Bourn Hall busts fertility myths at Pride events this Summer

Bourn Hall’s friendly staff will be available to chat to visitors at Essex Pride, Cambridge Pride and Norwich Pride to explain the options and support available at our clinics for LGBTQ+ people looking to start a family.  

It is difficult for couples not in heterosexual relationships to get expert fertility advice, so Bourn Hall is supporting three Pride events this Summer to show that our doors are always open for a chat. 

Dr Thanos Papathanasiou
Dr Thanos Papathanasiou

“Many LGBTQ+ people want to have children at some stage in their lives and know they need support to achieve that,” says Dr Thanos Papathanasiou, Chief Executive and Medical Director at Bourn Hall. 

 “Our concern is that they will go on the internet for advice and not talk to a health professional about their options.  

“Essex Pride, Cambridge Pride and Norwich Pride are good opportunities to meet people face-to-face and get the message out that it is never too early to consider your fertility options and we are happy to talk.” 

Of particular concern to fertility experts at Bourn Hall is that same-sex female couples still look for sperm donors online.  In addition to the safety and health fears, the baby and its parents will not have proper legal protections. 

“Some lesbian couples or single women think the ‘DIY’ method at home with internet sourced sperm will be cheaper, but the human cost can be high,” Dr Papathanasiou continues. “Fertility treatment through a registered clinic ensures that donors have been screened and both mums become legal parents of the baby.” 

Options available to same-sex female couples at a regulated fertility clinic are IUI (intrauterine insemination) where donor sperm is inserted directly into the womb or IVF where donor sperm is mixed with collected eggs in the lab.  

The latest figures released by the Human Fertilisation and Embryology Authority, which regulates fertility clinics in the UK, revealed that more lesbian couples going through clinics are now choosing to have IVF – with 45 per cent of treatment cycles for patients in female same-sex relationships now IVF, compared to ten years previously when it was only 27 per cent. 

Dr Papathanasiou says: “There are a number of choices for same-sex female couples and it is well worth talking through the options. Many don’t realise they can also donate some of their eggs and get IVF treatment at a much-reduced price and this might make it more accessible. 

“We also offer IVF to same-sex male couples who are supported by a surrogate to carry the pregnancy as well as egg or sperm freezing options for trans people ahead of starting hormone treatment. 

Edith and Douglas
Amelia and Helen’s twins Edith and Douglas

Amelia and Helen from Essex are mums to nine-month-old twins after successful IVF treatment at Bourn Hall’s Essex clinic:   

“We knew we wanted to do it ‘properly’,” says Amelia, “and we wanted any future children to know that we had invested time, thought and planning into them coming into existence. It is a serious and important decision.”  

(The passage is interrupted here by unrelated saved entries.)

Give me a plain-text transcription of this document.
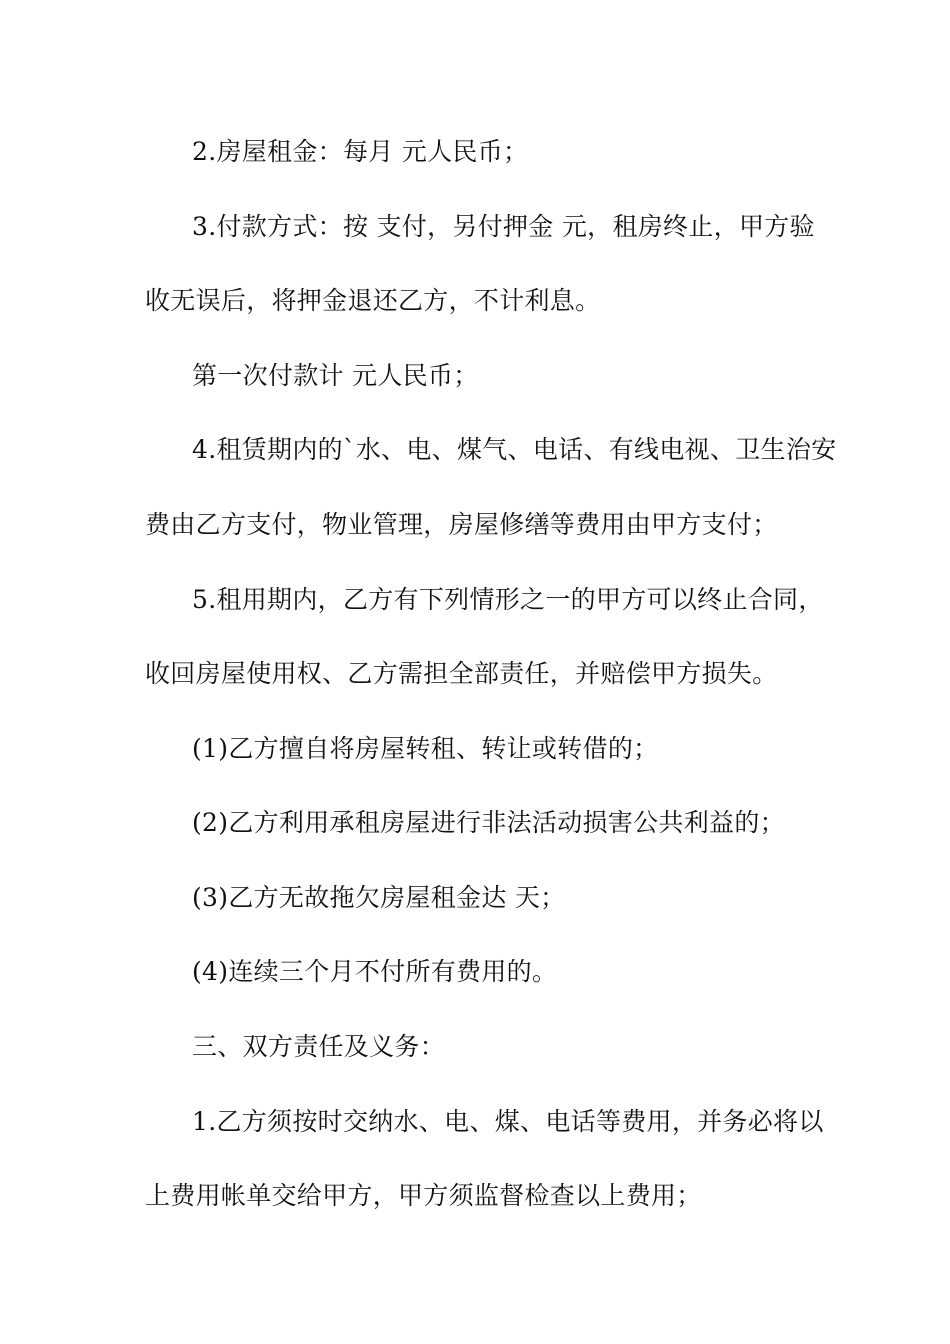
2.房屋租金：每月 元人民币；
3.付款方式：按 支付，另付押金 元，租房终止，甲方验
收无误后，将押金退还乙方，不计利息。
第一次付款计 元人民币；
4.租赁期内的`水、电、煤气、电话、有线电视、卫生治安
费由乙方支付，物业管理，房屋修缮等费用由甲方支付；
5.租用期内，乙方有下列情形之一的甲方可以终止合同，
收回房屋使用权、乙方需担全部责任，并赔偿甲方损失。
(1)乙方擅自将房屋转租、转让或转借的；
(2)乙方利用承租房屋进行非法活动损害公共利益的；
(3)乙方无故拖欠房屋租金达 天；
(4)连续三个月不付所有费用的。
三、双方责任及义务：
1.乙方须按时交纳水、电、煤、电话等费用，并务必将以
上费用帐单交给甲方，甲方须监督检查以上费用；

The couple have the following advice for other same-sex couples who want to become parents: 

“I would say get started as soon as you can. Don’t hang around and wait, have the consultation with the doctors at the clinic, discuss what your options are,” says Amelia. 

“We love being parents. When you have really hoped and wished for something for such a long time, you just love and appreciate every minute of it. “  

Cambridge Pride takes place on 17 June, Essex Pride takes place on 24 June and Norwich Pride takes place on 29 July.